Sie arbeitete Nächte und Wochenenden durch, brütete über Maßen und Farbmustern, stritt mit Bauarbeitern über den Unterschied zwischen Eierschale und Off-White. Der Coffeeshop öffnete Mitte Februar, und der Besitzer umarmte sie und sagte, es sei perfekt.
Nilsa stand mitten im Raum und sah an, was sie geschaffen hatte. Es war kein Penthouse. Es war kein Glasturm. Aber es war ihres.
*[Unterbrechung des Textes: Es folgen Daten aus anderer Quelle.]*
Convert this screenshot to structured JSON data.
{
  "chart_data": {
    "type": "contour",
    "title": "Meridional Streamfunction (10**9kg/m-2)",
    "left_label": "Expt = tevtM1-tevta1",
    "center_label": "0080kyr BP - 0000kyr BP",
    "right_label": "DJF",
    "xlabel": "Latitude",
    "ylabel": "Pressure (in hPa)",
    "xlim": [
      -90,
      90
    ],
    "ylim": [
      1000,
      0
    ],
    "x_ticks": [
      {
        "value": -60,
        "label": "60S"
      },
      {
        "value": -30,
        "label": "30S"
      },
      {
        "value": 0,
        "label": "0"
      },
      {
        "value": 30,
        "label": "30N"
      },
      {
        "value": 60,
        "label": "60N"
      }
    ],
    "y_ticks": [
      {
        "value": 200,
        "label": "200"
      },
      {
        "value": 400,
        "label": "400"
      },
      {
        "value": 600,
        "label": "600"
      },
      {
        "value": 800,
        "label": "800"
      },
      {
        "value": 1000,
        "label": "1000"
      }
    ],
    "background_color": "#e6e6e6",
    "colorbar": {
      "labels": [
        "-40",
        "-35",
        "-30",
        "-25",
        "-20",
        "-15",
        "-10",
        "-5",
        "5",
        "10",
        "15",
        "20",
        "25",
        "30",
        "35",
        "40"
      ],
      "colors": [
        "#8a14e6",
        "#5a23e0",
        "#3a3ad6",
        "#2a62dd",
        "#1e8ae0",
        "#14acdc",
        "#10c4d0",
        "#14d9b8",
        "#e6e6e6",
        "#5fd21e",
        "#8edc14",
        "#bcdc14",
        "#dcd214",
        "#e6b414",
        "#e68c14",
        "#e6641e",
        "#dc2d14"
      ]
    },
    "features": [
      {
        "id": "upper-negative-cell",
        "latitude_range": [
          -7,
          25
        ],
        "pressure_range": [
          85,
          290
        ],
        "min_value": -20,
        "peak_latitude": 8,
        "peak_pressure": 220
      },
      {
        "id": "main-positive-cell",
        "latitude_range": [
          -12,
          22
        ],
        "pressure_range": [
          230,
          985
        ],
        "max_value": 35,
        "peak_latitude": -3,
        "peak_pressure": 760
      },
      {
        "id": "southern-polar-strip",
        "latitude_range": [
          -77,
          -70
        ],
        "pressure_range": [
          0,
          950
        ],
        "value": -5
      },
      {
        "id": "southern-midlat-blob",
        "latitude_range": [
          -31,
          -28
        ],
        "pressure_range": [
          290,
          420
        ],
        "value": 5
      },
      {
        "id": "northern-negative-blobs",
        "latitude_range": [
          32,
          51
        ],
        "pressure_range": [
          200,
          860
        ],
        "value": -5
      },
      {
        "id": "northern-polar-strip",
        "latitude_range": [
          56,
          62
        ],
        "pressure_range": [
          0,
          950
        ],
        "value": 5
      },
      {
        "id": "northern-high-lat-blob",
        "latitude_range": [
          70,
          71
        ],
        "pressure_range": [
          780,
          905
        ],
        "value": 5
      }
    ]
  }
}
Sie kam in dieser Nacht mit einem Lächeln nach Hause, das sie nicht verbergen konnte. Clifford war in der Küche, und er bemerkte es sofort.
„Was ist passiert?“
„Ich habe einen Kunden bekommen.“
„Wo?“
„Nur ein kleines Café. Es ist nichts.“
„Es ist nicht nichts.“ Er goss ihr ein Glas Wein ein, ohne zu fragen. „Erzähl mir davon.“
Sie wollte es ihm nicht erzählen. Sie wollte nichts mit ihm teilen. Aber sie war müde, und sie war glücklich, und das Weinglas war in ihrer Hand, und bevor sie sich zurückhalten konnte, erzählte sie ihm von der Farbpalette und der Beleuchtung und dem Besitzer, der sie umarmt hatte, als hätte sie sein Leben verändert.
Clifford hörte zu. Er unterbrach sie nicht. Er schaute nicht auf sein Handy.
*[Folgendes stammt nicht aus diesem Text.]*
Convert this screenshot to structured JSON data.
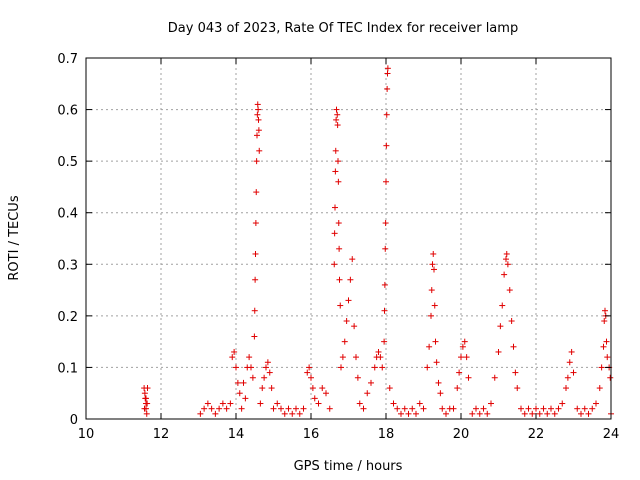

Als sie fertig war, sagte er: „Du bist gut darin.“
„Ich weiß.“
Er lächelte. Es war das erste Mal, dass sie ihn sie hatte anlächeln sehen, und etwas in ihrer Brust verschob sich.
Sie sollte ihn hassen. Sie sollte sich an Doras Lachen und den Seidenmorgenmantel erinnern und an die Art, wie er sie eine Unterschrift auf einem Blatt Papier genannt hatte. Sie sollte die Tage zählen, bis sie gehen konnte.
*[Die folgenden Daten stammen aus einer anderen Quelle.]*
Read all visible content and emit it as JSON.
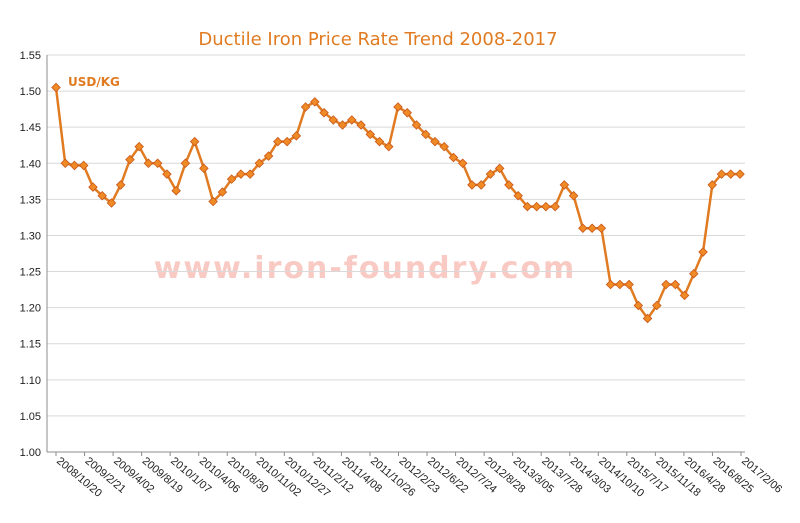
{
  "chart_data": {
    "type": "line",
    "title": "Ductile Iron Price Rate Trend 2008-2017",
    "unit_label": "USD/KG",
    "watermark": "www.iron-foundry.com",
    "ylim": [
      1.0,
      1.55
    ],
    "yticks": [
      "1.00",
      "1.05",
      "1.10",
      "1.15",
      "1.20",
      "1.25",
      "1.30",
      "1.35",
      "1.40",
      "1.45",
      "1.50",
      "1.55"
    ],
    "xtick_labels": [
      "2008/10/20",
      "2009/2/21",
      "2009/4/02",
      "2009/8/19",
      "2010/1/07",
      "2010/4/06",
      "2010/8/30",
      "2010/11/02",
      "2010/12/27",
      "2011/2/12",
      "2011/4/08",
      "2011/10/26",
      "2012/2/23",
      "2012/6/22",
      "2012/7/24",
      "2012/8/28",
      "2013/3/05",
      "2013/7/28",
      "2014/3/03",
      "2014/10/10",
      "2015/7/17",
      "2015/11/18",
      "2016/4/28",
      "2016/8/25",
      "2017/2/06"
    ],
    "grid": true,
    "color": "#e07b21",
    "series": [
      {
        "values": [
          1.505,
          1.4,
          1.397,
          1.397,
          1.367,
          1.355,
          1.345,
          1.37,
          1.405,
          1.423,
          1.4,
          1.4,
          1.385,
          1.362,
          1.4,
          1.43,
          1.393,
          1.347,
          1.36,
          1.378,
          1.385,
          1.385,
          1.4,
          1.41,
          1.43,
          1.43,
          1.438,
          1.478,
          1.485,
          1.47,
          1.46,
          1.453,
          1.46,
          1.453,
          1.44,
          1.43,
          1.423,
          1.478,
          1.47,
          1.453,
          1.44,
          1.43,
          1.423,
          1.408,
          1.4,
          1.37,
          1.37,
          1.385,
          1.393,
          1.37,
          1.355,
          1.34,
          1.34,
          1.34,
          1.34,
          1.37,
          1.355,
          1.31,
          1.31,
          1.31,
          1.232,
          1.232,
          1.232,
          1.203,
          1.185,
          1.203,
          1.232,
          1.232,
          1.217,
          1.247,
          1.277,
          1.37,
          1.385,
          1.385,
          1.385
        ]
      }
    ]
  }
}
Aber für einen Moment vergaß sie es.
Im sechsten Monat rief Dora wieder an.
„Wie läuft das Eheleben?“
„Gut.“
„Nur gut?“
„Was soll ich sagen?“
Dora lachte, dasselbe vertraute Lachen. „Ich will, dass du sagst, dass du glücklich bist. Du hast es verdient, glücklich zu sein.“
Nilsa sah auf das Telefon in ihrer Hand. Sie dachte an das Café und ihren Vater und das Studio mit seinem scheppernden Heizkörper. Sie dachte an all die Dinge, die sie aufgebaut hatte, von denen Dora nichts wusste.
„Ich bin glücklich“, sagte sie.
„Du klingst so.“
„Ich bin es.“
Sie legte auf und ging zurück zu ihren Skizzen. Der Vertrag hatte noch sechs Monate Laufzeit. Sie hatte ein Geschäft aufzubauen. Sie hatte keine Zeit, an Doras Lachen zu denken oder an den Seidenmorgenmantel oder an die Art, wie sich Cliffords Daumen gegen den Stoff bewegt hatte.
Sie hatte keine Zeit darüber nachzudenken, wie lange es her war, seit sie gezählt hatte.